Continuity of $\frac{1}{x^2}$ given the metric $d(a,b)= \left| \int_a^b \frac{1}{x^2 +1} dx\right| $ on the extended real line. Let $y = \frac{1}{x^2}$ given the metric $d(a,b)= \left| \int_a^b \frac{1}{x^2 +1} dx\right|  $ on a part of the extended real line $[0, +\infty]$ where $$ f(0) = \infty, \; \; f(x) = \frac{1}{x^2}, \; \; f(\infty)=0 $$
So I start with the $\epsilon - \delta$ proof format. The integral metric given can be written as: $ d(a,b) = |\arctan(b) - \arctan(a)|$. Given this, we want to say that knowing: $$ |\arctan(b) - \arctan(a)| < \delta $$
we must show that for all $\epsilon > 0$, $$ \left|\arctan(\frac{1}{b^2}) - \arctan(\frac{1}{a^2})  \right|<\epsilon $$
This is how far I got: $$ \left|\arctan(\frac{1}{b^2}) - \arctan(\frac{1}{a^2})  \right| = \left|-\arctan(b^2) + \arctan(a^2)\right| = \\ |-1|\left|\arctan(b^2) - \arctan(a^2)\right| = \left|\arctan(b^2) - \arctan(a^2)\right|  $$
But I don't really know how to proceed from there and extract $ |\arctan(b) - \arctan(a)|$ out of it so that I can relate $\epsilon$ and $\delta$.
Ideas?
 A: In fact $f(x):=1/x^2$ is uniformly continuous relative to the metric $d$. To show this, we first establish inequalities showing that the metric $d(a,b)$ is comparable to the standard metric $|a-b|$:
For all $x\ge0$ we have
$$\frac1{(x+1)^2}\le\frac1{x^2+1}\le1.$$
Integrating these from $a$ to $b$, conclude that
$$\frac{|a-b|}{(a+1)(b+1)}\stackrel{(1)}\le d(a,b)\stackrel{(2)}\le|a-b|.$$
To prove uniform continuity we want to assert $d(f(a),f(b))\le K d(a,b)$, where $K$ is a constant independent of $a$ and $b$.

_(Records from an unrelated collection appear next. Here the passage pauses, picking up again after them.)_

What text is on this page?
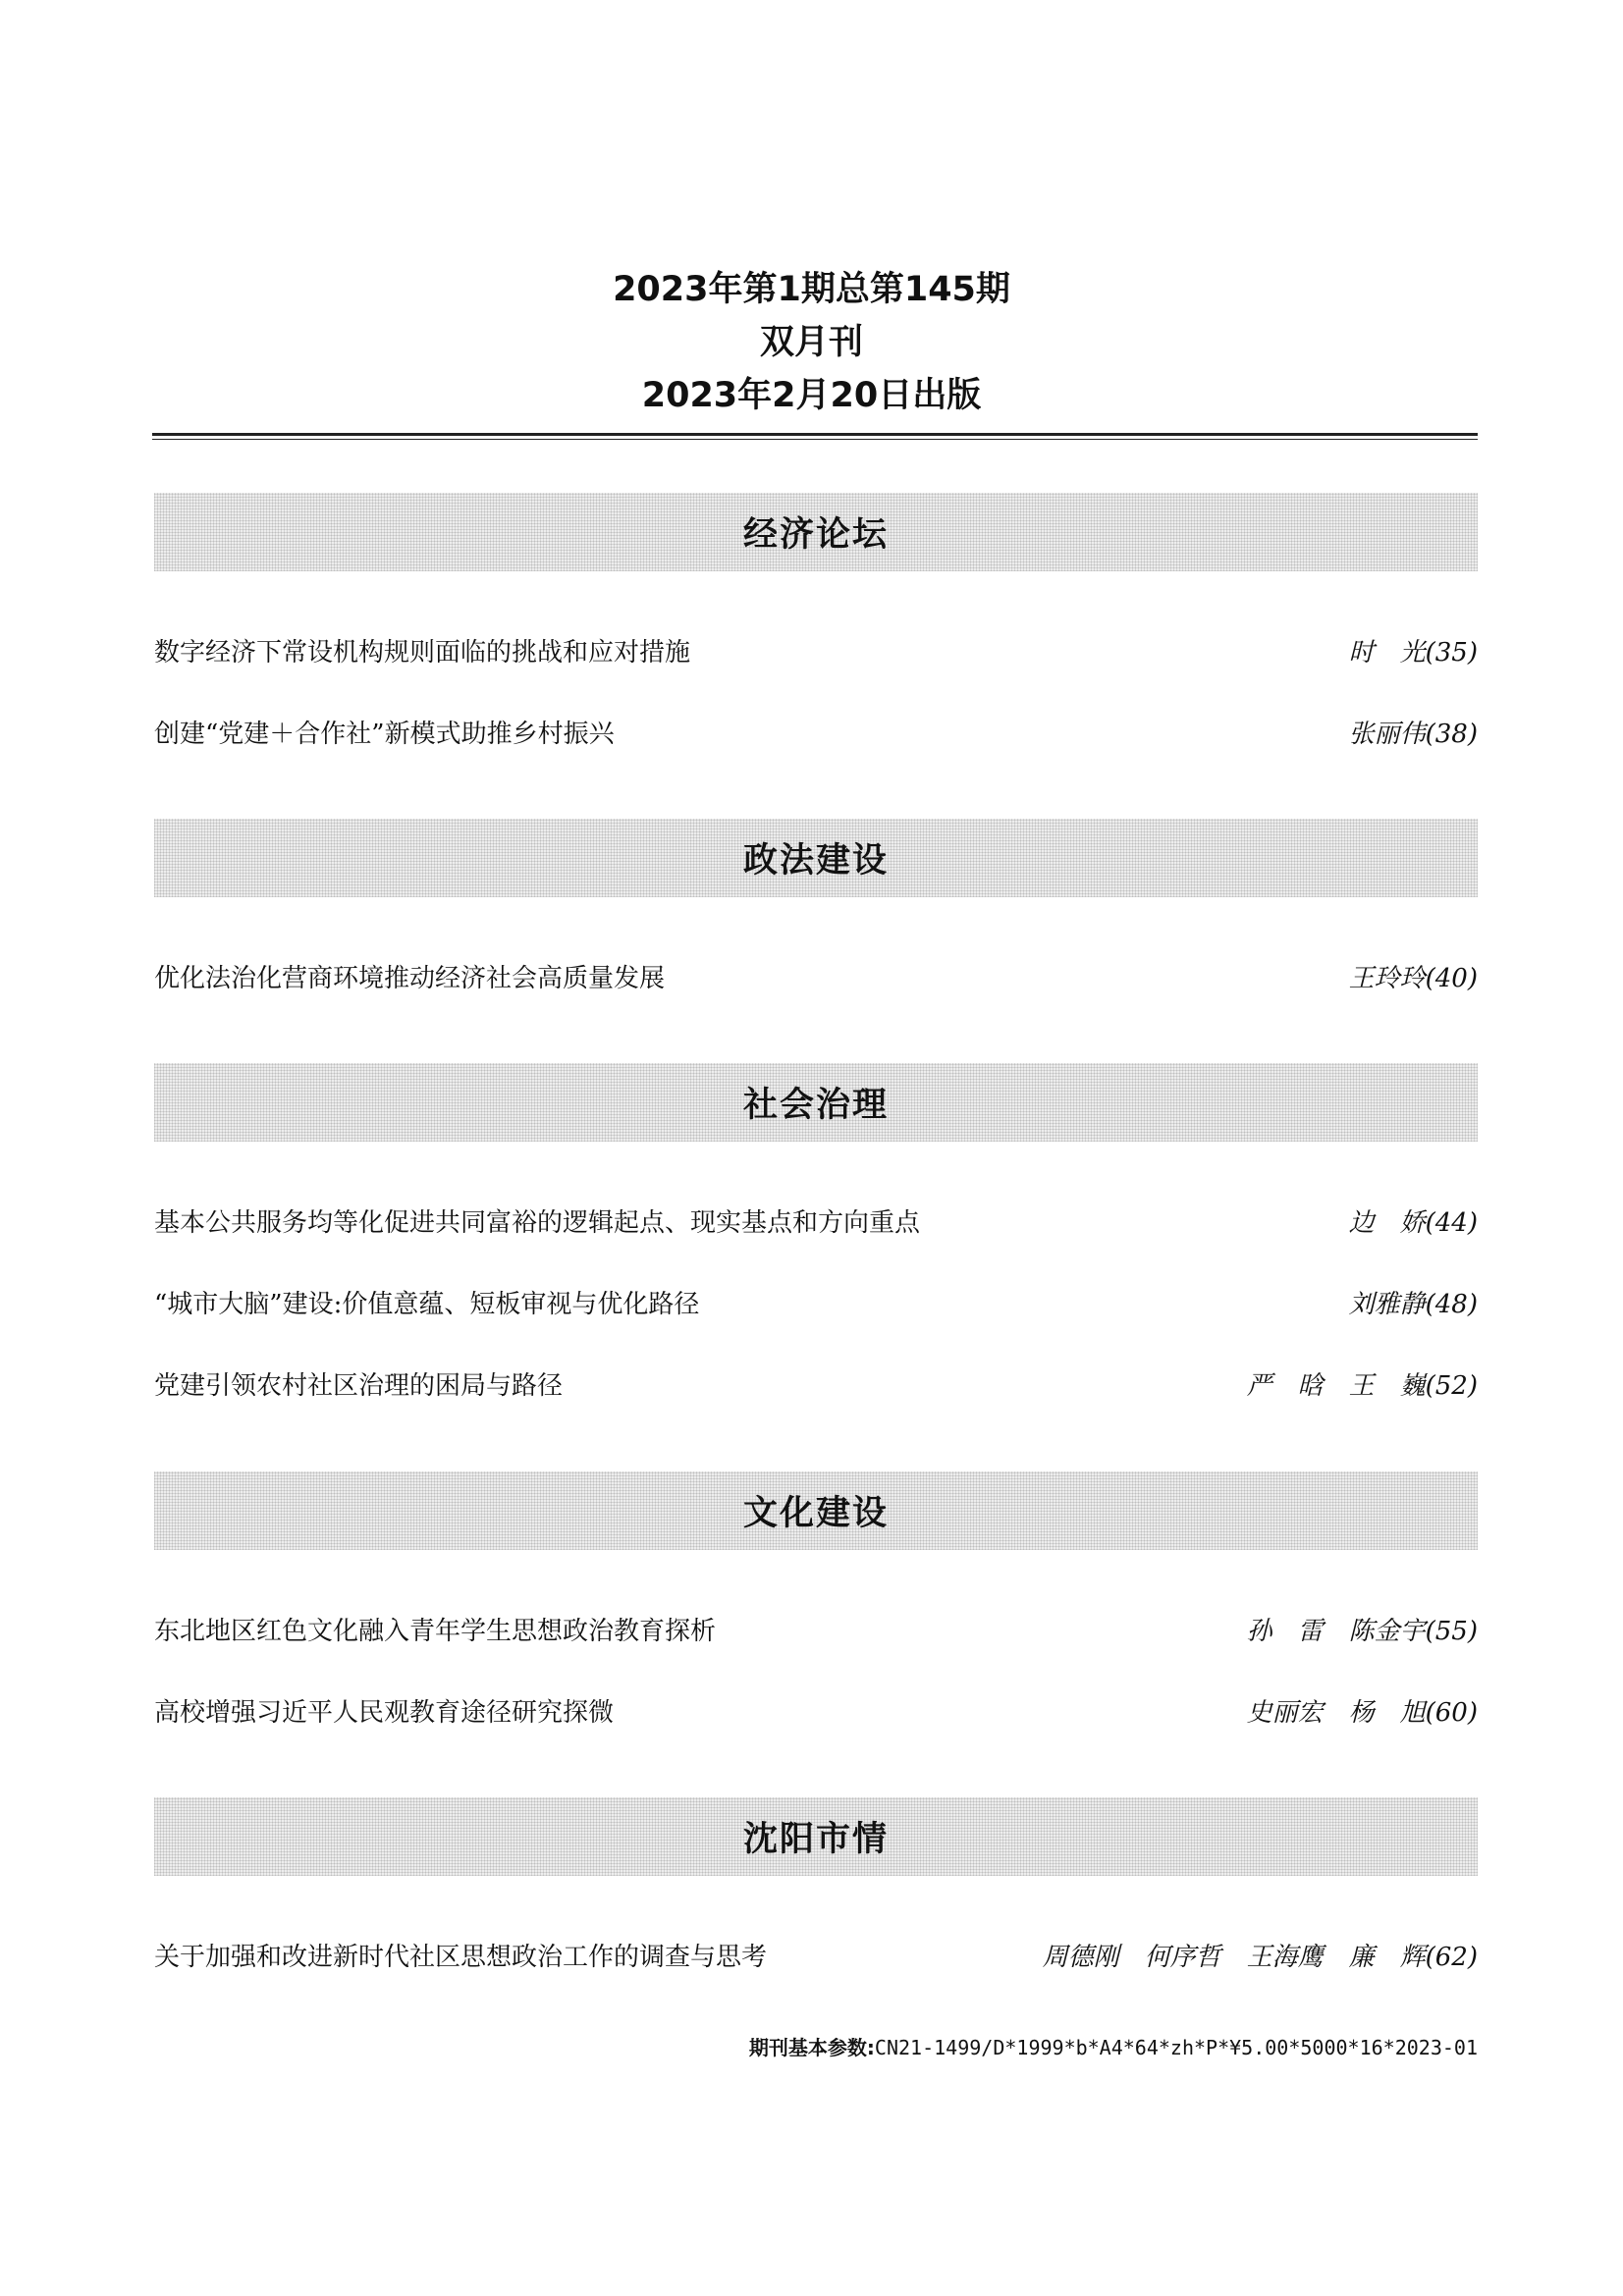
2023年第1期总第145期
双月刊
2023年2月20日出版
经济论坛
数字经济下常设机构规则面临的挑战和应对措施	时　光(35)
创建“党建＋合作社”新模式助推乡村振兴	张丽伟(38)
政法建设
优化法治化营商环境推动经济社会高质量发展	王玲玲(40)
社会治理
基本公共服务均等化促进共同富裕的逻辑起点、现实基点和方向重点	边　娇(44)
“城市大脑”建设:价值意蕴、短板审视与优化路径	刘雅静(48)
党建引领农村社区治理的困局与路径	严　晗　王　巍(52)
文化建设
东北地区红色文化融入青年学生思想政治教育探析	孙　雷　陈金宇(55)
高校增强习近平人民观教育途径研究探微	史丽宏　杨　旭(60)
沈阳市情
关于加强和改进新时代社区思想政治工作的调查与思考	周德刚　何序哲　王海鹰　廉　辉(62)
期刊基本参数:CN21-1499/D*1999*b*A4*64*zh*P*¥5.00*5000*16*2023-01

Assume $a<b$. There are two overlapping cases to consider: $a<b\le m$ and $M\le a<b$, where $M<m$ (sic) are constants with $m$ chosen big enough and $M$ chosen small enough to cover all possibilities. (This is doable because if $d(a,b)<\delta$, then there is a limit to how far $b$ is from $a$.)

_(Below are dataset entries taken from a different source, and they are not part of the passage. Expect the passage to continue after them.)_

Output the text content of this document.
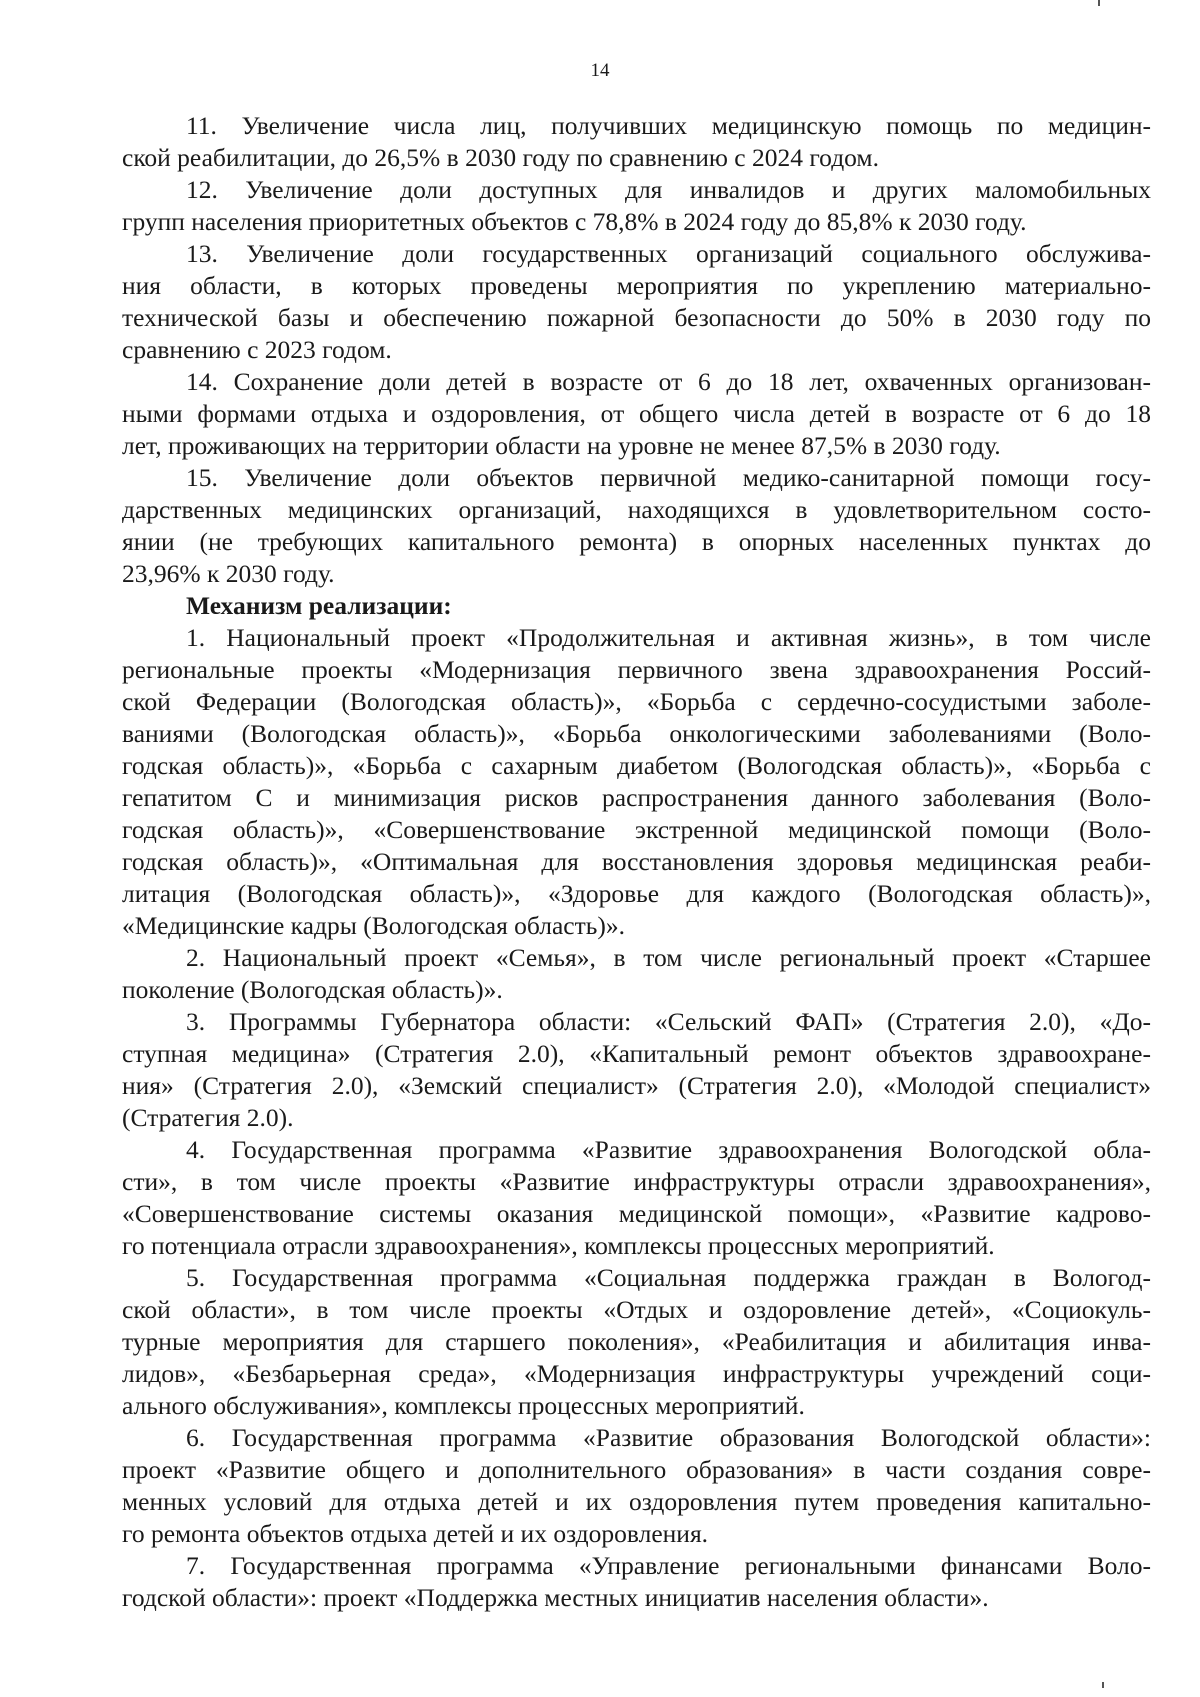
14
11. Увеличение числа лиц, получивших медицинскую помощь по медицин-
ской реабилитации, до 26,5% в 2030 году по сравнению с 2024 годом.
12. Увеличение доли доступных для инвалидов и других маломобильных
групп населения приоритетных объектов с 78,8% в 2024 году до 85,8% к 2030 году.
13. Увеличение доли государственных организаций социального обслужива-
ния области, в которых проведены мероприятия по укреплению материально-
технической базы и обеспечению пожарной безопасности до 50% в 2030 году по
сравнению с 2023 годом.
14. Сохранение доли детей в возрасте от 6 до 18 лет, охваченных организован-
ными формами отдыха и оздоровления, от общего числа детей в возрасте от 6 до 18
лет, проживающих на территории области на уровне не менее 87,5% в 2030 году.
15. Увеличение доли объектов первичной медико-санитарной помощи госу-
дарственных медицинских организаций, находящихся в удовлетворительном состо-
янии (не требующих капитального ремонта) в опорных населенных пунктах до
23,96% к 2030 году.
Механизм реализации:
1. Национальный проект «Продолжительная и активная жизнь», в том числе
региональные проекты «Модернизация первичного звена здравоохранения Россий-
ской Федерации (Вологодская область)», «Борьба с сердечно-сосудистыми заболе-
ваниями (Вологодская область)», «Борьба онкологическими заболеваниями (Воло-
годская область)», «Борьба с сахарным диабетом (Вологодская область)», «Борьба с
гепатитом С и минимизация рисков распространения данного заболевания (Воло-
годская область)», «Совершенствование экстренной медицинской помощи (Воло-
годская область)», «Оптимальная для восстановления здоровья медицинская реаби-
литация (Вологодская область)», «Здоровье для каждого (Вологодская область)»,
«Медицинские кадры (Вологодская область)».
2. Национальный проект «Семья», в том числе региональный проект «Старшее
поколение (Вологодская область)».
3. Программы Губернатора области: «Сельский ФАП» (Стратегия 2.0), «До-
ступная медицина» (Стратегия 2.0), «Капитальный ремонт объектов здравоохране-
ния» (Стратегия 2.0), «Земский специалист» (Стратегия 2.0), «Молодой специалист»
(Стратегия 2.0).
4. Государственная программа «Развитие здравоохранения Вологодской обла-
сти», в том числе проекты «Развитие инфраструктуры отрасли здравоохранения»,
«Совершенствование системы оказания медицинской помощи», «Развитие кадрово-
го потенциала отрасли здравоохранения», комплексы процессных мероприятий.
5. Государственная программа «Социальная поддержка граждан в Вологод-
ской области», в том числе проекты «Отдых и оздоровление детей», «Социокуль-
турные мероприятия для старшего поколения», «Реабилитация и абилитация инва-
лидов», «Безбарьерная среда», «Модернизация инфраструктуры учреждений соци-
ального обслуживания», комплексы процессных мероприятий.
6. Государственная программа «Развитие образования Вологодской области»:
проект «Развитие общего и дополнительного образования» в части создания совре-
менных условий для отдыха детей и их оздоровления путем проведения капитально-
го ремонта объектов отдыха детей и их оздоровления.
7. Государственная программа «Управление региональными финансами Воло-
годской области»: проект «Поддержка местных инициатив населения области».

For the "small" case $a<b\le m$, we can argue
$$
\begin{align}
d(f(a),f(b))=d(1/a^2,1/b^2)&=d(a^2,b^2)\\
&\stackrel{(2)}
\le|a^2-b^2|\\
&=(a+b)|a-b|\\
&\stackrel{(1)}\le(a+b)(a+1)(b+1)d(a,b)\\
&\le(2m)(m+1)^2d(a,b).
\end{align}$$
Note the above argument is valid for the case $a=0$, where we are attempting to bound $d(\infty,1/b^2)$.
The "large" case $M\le a<b$ can be reduced to the small case by reciprocation:
$
d(1/a^2,1/b^2)=d(a_1^2,b_1^2)$ where $a_1:=1/b$ and $b_1:=1/a$ are such that $a_1<b_1\le 1/M$.